On June 2 this year the President appointed a task force led by the Secretary of Defence Major-General Kamal Guneratne to oversee the management of archaeological sites in the Eastern Province. It includes Major General Suresh Sally, the recently appointed Director of Intelligence. There are credible allegations of war crimes committed by Major General Sally during the civil war. One such allegation, never investigated, was that he played a pivotal role in coercing a doctor to give false testimony by illegally detaining and threatening him, a doctor who was treating Tamil civilians attacked by both sides during the civil war. How unbiased can Sallay be when assessing their claims? The task force includes two Buddhist priests, one of whom is chief priest of the northern and eastern provinces. Their bias towards pan-Sinhala ideology seems to be the reason they were appointed, despite their lack of archaeological and historical expertise. The bona fides of many of the task force are questionable and no women were appointed. Tamil-speaking people are the majority community in the area, but given the makeup of the task force their culture and tenure of the land are unlikely to be taken into account.

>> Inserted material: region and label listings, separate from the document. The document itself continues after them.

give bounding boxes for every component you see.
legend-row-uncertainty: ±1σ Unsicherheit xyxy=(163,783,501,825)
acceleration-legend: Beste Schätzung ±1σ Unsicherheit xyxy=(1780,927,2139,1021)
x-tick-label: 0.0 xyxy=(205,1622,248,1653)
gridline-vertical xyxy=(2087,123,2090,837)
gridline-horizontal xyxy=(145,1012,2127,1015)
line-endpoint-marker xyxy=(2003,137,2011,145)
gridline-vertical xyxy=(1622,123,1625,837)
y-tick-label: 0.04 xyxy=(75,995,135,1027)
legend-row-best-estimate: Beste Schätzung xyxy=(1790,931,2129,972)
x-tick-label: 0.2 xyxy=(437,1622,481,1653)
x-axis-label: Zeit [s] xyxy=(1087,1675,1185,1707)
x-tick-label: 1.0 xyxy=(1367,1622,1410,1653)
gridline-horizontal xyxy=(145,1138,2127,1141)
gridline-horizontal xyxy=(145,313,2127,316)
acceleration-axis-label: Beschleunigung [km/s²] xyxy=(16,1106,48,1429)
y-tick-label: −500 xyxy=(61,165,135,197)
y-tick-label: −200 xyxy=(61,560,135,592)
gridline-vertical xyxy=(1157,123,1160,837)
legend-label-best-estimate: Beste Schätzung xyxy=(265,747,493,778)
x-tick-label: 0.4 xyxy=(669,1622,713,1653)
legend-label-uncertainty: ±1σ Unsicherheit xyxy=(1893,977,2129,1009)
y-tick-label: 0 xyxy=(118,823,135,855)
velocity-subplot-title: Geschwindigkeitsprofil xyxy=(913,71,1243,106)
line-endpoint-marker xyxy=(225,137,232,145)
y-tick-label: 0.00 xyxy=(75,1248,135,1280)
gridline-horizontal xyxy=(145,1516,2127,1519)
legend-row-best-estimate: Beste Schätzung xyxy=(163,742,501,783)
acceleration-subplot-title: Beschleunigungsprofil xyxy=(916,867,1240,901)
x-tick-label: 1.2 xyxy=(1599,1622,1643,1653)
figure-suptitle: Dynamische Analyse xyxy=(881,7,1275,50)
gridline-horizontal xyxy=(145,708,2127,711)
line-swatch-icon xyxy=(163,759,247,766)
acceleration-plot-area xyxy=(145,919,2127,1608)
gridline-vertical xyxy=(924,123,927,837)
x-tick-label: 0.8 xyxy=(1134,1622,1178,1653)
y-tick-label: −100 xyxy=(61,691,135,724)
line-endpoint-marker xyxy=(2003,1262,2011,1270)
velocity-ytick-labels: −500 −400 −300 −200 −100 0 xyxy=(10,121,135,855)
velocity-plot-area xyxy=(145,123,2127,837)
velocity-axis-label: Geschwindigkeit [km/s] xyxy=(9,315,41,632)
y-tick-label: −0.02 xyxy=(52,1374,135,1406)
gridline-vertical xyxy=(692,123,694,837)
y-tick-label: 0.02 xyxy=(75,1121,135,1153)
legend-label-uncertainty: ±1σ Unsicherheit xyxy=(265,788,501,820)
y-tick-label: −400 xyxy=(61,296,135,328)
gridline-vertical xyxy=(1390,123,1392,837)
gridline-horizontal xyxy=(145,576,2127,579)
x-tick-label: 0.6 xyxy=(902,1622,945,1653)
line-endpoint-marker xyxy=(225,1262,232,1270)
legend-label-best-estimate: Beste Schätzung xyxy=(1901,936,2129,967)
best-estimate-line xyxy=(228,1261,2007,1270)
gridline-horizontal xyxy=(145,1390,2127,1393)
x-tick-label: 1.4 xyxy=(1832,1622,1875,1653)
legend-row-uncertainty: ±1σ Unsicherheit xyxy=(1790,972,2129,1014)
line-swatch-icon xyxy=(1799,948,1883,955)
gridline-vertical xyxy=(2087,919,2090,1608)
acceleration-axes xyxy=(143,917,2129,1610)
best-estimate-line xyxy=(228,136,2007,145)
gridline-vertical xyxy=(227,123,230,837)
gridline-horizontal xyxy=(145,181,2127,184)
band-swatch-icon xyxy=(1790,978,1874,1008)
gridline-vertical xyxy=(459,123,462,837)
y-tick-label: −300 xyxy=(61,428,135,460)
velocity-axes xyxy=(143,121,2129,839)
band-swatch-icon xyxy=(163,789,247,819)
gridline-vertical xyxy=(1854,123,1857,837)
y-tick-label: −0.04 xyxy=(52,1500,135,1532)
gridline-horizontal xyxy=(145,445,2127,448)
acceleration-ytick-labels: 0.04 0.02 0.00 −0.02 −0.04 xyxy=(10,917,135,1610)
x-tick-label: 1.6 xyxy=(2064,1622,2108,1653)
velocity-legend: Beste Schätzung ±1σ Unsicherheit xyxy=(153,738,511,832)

The President has used the paralysis of parliament to appoint a military-heavy task force dedicated to creating ‘a virtuous disciplined and lawful society’. The irony would verge on the absurd if the views of some of its members were not so chilling. The Chairperson Major-General Kamal Gooneratne’s views on democracy are well known. In a recent speech in the presence of the President, and with his fans openly applauding and laughing, he stated that those who want to change the constitution are traitors. He wants them dead. But that is not enough: he doesn’t want to give them a proper burial. Buddhist priests should be banned from blessing them and providing consolation to their grieving families. This is where the mask of civility drops and not even lip-service is given to the key norms to a civilised democratic society – the right to dissent, political pluralism, accountability, transparency, social justice and communal harmony. These become the very things that must be extinguished in the name of a lawful society. And those who do it are above the law.
The actions, language and policies of the current President are reminiscent of many countries in South America in the latter half of the 20th century. A corrupt and malfunctioning state, riddled with nepotism and with a self-serving elite beholden to a foreign power, gives rise to a charismatic leader with a military background and mindset. He promises to clean the country up and talks of national self-renewal, but the corruption and maladministration worsen, and his family and supporters steal the nation’s wealth. In time the democratic forces regroup and try to clean up the economic and political mess these despots leave behind. Such leaders can currently be found in Brazil, Hungary, the United States and India. The current President’s political manoeuvring and rhetoric is eerily similar. They do enormous damage to the social and economic fabric of a nation.